Hyatt Hotels Expands AI Strategy With ChatGPT App and Natural-Language Search

Hyatt has introduced intent-based or natural-language search capabilities on Hyatt.com.
By Dustin Stone, HTN staff writer - 3.16.20206

As generative AI begins to influence how travelers research and book trips, Hyatt Hotels is making a more visible push into conversational search and AI-assisted discovery. On Hyatt’s February earnings call, President and CEO Mark Hoplamazian said the company has spent the last two years on what he described as “AI enablement,” and that some of the clearest results are now showing up in how travelers search for hotels.

According to Hoplamazian, Hyatt has introduced intent-based or natural-language search capabilities on Hyatt.com because traditional hotel search tools do not always reflect how travelers actually plan trips. Instead of relying solely on structured fields such as city, dates, and number of guests, the system is designed to interpret conversational queries that describe travel preferences in everyday language.

That shift reflects a broader change in digital commerce, where consumers increasingly expect search tools to understand plain-language requests rather than forcing them through rigid filters and dropdown menus. Hyatt executives say the approach is already showing measurable results. Hoplamazian said the company now has several quarters of internal data indicating that searches conducted through the newer system are producing stronger booking conversion, higher revenue per booking and longer average lengths of stay.

Hyatt’s strategy also extends beyond its own website. The company recently launched a Hyatt-branded application within the ecosystem of ChatGPT, allowing travelers to explore Hyatt hotels directly through conversational prompts. Users can ask questions about destinations, availability and property features, then follow a link to Hyatt.com to complete the reservation. The model mirrors how much of the emerging AI ecosystem currently works: conversational tools assist with discovery and research while the actual transaction remains on the brand’s own booking platform.

Hyatt is not the only hotel company experimenting with this approach. Rival hotel groups are exploring similar strategies as they prepare for a world in which AI assistants may increasingly become the starting point for travel planning. French hospitality company Accor has launched its ALL Accor app inside ChatGPT, allowing travelers to search hotel availability and compare loyalty-member rates through conversational queries before completing bookings on Accor’s own platform. The experience supports more than twenty languages and is designed to reduce friction during the earliest stages of trip planning.

Meanwhile, Marriott International is pursuing a somewhat different strategy centered on AI-powered search and partnerships with major technology platforms. CEO Anthony Capuano has said Marriott plans to introduce natural-language search across Marriott.com and the Marriott Bonvoy mobile app in 2026, enabling travelers to describe their preferences conversationally and receive tailored hotel recommendations. The company is also collaborating with Google on its emerging AI Mode travel planning tool, which could eventually allow users to discover and potentially book Marriott hotels directly through Google’s AI interface.

Marriott has already experimented with generative-AI search in one corner of its portfolio through the Homes & Villas by Marriott Bonvoy platform. That initiative uses large language models to interpret conversational queries and match travelers with vacation rental properties that fit their preferences, generating curated recommendations rather than simply listing available properties.
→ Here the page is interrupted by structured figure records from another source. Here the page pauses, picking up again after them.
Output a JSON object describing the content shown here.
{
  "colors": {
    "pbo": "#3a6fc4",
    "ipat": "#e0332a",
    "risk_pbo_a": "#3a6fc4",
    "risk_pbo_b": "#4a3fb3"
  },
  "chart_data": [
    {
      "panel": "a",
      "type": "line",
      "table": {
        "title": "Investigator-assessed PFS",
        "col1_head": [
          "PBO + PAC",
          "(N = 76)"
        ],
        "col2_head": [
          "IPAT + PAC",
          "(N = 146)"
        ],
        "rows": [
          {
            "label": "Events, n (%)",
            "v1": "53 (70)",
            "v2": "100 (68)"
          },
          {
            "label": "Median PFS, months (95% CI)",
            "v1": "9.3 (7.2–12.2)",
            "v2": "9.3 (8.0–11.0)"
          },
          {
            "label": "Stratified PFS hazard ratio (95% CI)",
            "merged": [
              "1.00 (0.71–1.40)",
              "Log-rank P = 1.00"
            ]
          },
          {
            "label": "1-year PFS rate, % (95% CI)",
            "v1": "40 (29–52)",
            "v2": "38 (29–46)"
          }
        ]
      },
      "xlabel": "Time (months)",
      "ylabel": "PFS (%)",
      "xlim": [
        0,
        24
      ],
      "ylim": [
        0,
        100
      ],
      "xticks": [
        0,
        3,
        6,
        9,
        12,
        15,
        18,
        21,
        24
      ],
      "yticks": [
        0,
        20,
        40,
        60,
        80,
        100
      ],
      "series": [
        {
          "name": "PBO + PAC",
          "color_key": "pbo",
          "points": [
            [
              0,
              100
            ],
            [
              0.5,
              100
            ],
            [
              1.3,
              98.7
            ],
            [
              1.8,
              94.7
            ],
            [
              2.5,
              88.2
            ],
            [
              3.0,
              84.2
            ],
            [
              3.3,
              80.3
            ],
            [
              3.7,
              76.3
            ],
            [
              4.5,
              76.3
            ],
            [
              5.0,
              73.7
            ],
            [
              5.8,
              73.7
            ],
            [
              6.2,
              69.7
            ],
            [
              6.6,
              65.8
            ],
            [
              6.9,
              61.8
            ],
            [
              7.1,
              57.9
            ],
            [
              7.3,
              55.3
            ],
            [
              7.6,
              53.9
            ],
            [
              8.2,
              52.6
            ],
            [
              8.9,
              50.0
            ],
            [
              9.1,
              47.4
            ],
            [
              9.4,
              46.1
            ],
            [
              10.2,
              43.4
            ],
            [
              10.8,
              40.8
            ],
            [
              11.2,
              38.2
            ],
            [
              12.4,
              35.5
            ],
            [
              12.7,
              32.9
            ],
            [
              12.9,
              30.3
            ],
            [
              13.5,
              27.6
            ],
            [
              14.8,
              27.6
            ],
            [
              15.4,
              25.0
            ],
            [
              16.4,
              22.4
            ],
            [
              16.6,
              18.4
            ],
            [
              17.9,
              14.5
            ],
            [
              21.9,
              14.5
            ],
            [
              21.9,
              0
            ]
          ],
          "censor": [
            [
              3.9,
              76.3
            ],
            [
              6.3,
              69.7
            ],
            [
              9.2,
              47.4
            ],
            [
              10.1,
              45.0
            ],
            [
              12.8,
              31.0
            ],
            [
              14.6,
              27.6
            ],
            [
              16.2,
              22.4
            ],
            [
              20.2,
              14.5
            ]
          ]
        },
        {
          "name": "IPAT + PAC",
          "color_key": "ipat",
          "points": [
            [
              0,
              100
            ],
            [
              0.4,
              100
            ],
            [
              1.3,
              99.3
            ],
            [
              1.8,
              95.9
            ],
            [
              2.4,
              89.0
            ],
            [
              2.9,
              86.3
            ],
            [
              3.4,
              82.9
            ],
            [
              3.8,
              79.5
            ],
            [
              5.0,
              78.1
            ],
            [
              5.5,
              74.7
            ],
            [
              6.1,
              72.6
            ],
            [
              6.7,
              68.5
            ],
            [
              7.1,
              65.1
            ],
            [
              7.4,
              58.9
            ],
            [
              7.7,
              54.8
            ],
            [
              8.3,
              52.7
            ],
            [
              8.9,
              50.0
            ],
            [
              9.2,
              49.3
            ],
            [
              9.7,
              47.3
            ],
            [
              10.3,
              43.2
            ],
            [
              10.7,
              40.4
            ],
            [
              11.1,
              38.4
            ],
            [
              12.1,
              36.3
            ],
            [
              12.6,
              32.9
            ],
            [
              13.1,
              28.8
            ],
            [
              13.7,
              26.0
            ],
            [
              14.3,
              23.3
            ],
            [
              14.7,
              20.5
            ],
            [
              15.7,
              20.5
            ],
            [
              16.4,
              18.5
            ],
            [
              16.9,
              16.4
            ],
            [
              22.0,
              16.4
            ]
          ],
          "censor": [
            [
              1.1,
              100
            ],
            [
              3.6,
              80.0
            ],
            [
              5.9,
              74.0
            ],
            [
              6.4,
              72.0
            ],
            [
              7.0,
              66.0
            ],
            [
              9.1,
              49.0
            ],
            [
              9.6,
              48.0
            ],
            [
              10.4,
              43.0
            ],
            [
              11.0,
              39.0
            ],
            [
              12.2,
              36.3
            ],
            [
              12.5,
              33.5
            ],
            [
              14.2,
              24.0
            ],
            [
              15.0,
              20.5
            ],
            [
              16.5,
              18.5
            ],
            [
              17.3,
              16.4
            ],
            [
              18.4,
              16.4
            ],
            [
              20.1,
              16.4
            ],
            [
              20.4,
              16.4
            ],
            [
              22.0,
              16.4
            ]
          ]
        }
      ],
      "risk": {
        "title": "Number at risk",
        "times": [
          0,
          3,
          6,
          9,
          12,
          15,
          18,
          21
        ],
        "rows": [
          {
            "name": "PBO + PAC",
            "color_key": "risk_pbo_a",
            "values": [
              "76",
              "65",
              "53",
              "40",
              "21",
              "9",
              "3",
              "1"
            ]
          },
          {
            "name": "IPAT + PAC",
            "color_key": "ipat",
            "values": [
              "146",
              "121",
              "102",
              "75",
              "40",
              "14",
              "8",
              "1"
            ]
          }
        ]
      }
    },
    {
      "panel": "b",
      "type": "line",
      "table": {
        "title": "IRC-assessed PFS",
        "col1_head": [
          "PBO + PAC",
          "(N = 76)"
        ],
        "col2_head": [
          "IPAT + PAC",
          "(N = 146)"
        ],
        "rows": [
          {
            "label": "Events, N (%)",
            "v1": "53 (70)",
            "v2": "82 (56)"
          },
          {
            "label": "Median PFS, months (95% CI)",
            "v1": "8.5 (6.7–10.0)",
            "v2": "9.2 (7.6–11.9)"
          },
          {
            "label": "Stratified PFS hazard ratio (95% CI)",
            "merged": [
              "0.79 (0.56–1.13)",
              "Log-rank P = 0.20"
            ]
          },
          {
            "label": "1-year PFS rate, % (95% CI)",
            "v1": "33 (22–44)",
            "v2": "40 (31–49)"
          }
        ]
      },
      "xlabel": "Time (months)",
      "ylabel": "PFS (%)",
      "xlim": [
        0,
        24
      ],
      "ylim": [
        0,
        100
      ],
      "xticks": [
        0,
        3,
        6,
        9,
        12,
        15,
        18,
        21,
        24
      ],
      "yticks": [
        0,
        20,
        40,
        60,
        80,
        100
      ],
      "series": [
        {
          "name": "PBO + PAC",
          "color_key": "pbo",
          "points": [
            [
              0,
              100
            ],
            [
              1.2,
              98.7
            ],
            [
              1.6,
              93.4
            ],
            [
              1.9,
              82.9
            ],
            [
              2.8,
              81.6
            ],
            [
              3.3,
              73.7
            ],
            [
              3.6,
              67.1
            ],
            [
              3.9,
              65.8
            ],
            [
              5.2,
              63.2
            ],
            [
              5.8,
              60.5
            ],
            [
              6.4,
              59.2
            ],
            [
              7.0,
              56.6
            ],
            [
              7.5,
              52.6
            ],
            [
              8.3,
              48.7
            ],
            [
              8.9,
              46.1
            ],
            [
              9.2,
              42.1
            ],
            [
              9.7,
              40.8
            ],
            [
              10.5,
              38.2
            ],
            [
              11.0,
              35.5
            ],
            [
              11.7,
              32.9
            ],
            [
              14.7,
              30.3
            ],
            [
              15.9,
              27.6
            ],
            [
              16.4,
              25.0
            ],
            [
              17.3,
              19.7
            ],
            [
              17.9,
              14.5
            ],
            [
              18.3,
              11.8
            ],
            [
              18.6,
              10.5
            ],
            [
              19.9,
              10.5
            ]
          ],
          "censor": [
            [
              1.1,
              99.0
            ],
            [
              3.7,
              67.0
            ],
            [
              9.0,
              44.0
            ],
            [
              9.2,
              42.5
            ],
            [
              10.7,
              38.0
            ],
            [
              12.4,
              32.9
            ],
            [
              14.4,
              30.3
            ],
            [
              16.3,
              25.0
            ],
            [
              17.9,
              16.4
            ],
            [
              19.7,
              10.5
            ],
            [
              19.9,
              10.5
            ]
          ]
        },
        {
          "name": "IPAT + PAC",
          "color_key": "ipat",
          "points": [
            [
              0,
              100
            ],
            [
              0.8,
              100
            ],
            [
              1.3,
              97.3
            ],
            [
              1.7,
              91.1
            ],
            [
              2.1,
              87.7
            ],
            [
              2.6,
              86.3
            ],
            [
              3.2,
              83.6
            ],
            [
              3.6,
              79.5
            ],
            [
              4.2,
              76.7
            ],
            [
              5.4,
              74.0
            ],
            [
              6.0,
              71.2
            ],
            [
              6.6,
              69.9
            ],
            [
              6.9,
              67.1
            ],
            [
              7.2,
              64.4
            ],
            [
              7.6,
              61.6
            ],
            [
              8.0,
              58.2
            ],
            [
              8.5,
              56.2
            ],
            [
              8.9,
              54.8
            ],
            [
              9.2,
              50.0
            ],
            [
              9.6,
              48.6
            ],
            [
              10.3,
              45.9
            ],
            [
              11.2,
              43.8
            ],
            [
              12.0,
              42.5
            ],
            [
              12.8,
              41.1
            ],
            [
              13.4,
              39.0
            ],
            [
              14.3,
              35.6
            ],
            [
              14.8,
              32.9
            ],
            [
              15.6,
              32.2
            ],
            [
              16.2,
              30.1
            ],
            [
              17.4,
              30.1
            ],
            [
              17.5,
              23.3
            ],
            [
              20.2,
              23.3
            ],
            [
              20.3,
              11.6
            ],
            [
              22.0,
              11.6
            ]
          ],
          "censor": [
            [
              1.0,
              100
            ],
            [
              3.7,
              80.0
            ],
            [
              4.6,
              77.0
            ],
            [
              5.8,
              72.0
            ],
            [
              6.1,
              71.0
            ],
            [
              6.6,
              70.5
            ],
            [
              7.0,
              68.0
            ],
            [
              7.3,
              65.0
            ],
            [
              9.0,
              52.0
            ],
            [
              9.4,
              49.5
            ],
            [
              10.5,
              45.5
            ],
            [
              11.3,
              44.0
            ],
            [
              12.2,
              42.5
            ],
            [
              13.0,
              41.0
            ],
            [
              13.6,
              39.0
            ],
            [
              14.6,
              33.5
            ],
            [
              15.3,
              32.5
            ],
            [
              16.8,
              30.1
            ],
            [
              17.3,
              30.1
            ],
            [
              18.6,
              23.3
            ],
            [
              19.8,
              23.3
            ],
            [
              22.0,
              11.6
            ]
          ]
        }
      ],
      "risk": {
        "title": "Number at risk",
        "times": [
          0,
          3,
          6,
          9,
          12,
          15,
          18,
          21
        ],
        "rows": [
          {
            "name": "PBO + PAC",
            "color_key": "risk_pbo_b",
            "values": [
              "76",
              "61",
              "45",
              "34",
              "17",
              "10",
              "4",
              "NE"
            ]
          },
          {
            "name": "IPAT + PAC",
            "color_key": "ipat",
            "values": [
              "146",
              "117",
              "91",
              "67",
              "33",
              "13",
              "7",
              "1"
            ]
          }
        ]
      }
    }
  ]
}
The approach has produced measurable engagement gains, including increased property saves and more frequent search interactions.

Hilton has also begun experimenting with generative AI in the travel discovery process. Last week, the company unveiled its Hilton AI Planner, a conversational planning tool currently in beta testing on Hilton.com. The tool allows travelers to describe travel preferences and receive recommendations about destinations, properties and amenities across Hilton’s global portfolio before completing bookings on Hilton’s website.

Across the hospitality sector, these efforts reflect a broader strategic goal: protecting and expanding direct booking channels. Hotel companies have long relied on online travel agencies such as Booking.com and Expedia for demand generation, but those platforms often charge commissions ranging from roughly 15% to 25% per booking. As AI assistants begin to influence travel discovery, hotel brands see an opportunity to reach travelers earlier in the decision-making process while steering bookings directly to their own platforms.

At the same time, executives acknowledge that the rise of AI introduces new risks. If conversational assistants become the primary interface for trip planning, the companies that control those interfaces—technology platforms rather than hotel brands—could gain influence over which properties travelers ultimately see. That possibility is one reason hotel groups are racing to integrate their systems into emerging AI ecosystems rather than waiting for the technology landscape to settle.

For Hyatt, the early results from natural-language search suggest that conversational interfaces may already be influencing traveler behavior. The company’s internal data indicates that when guests describe trips in their own words rather than selecting from dropdown menus, they often book more expensive stays and remain at the property longer.

Whether that trend holds as AI adoption accelerates remains an open question. But Hyatt’s early experiments suggest that the next competitive battleground in hospitality may not be the booking engine itself. Instead, it may be the moment when a traveler first asks an AI assistant a deceptively simple question: Where should I stay?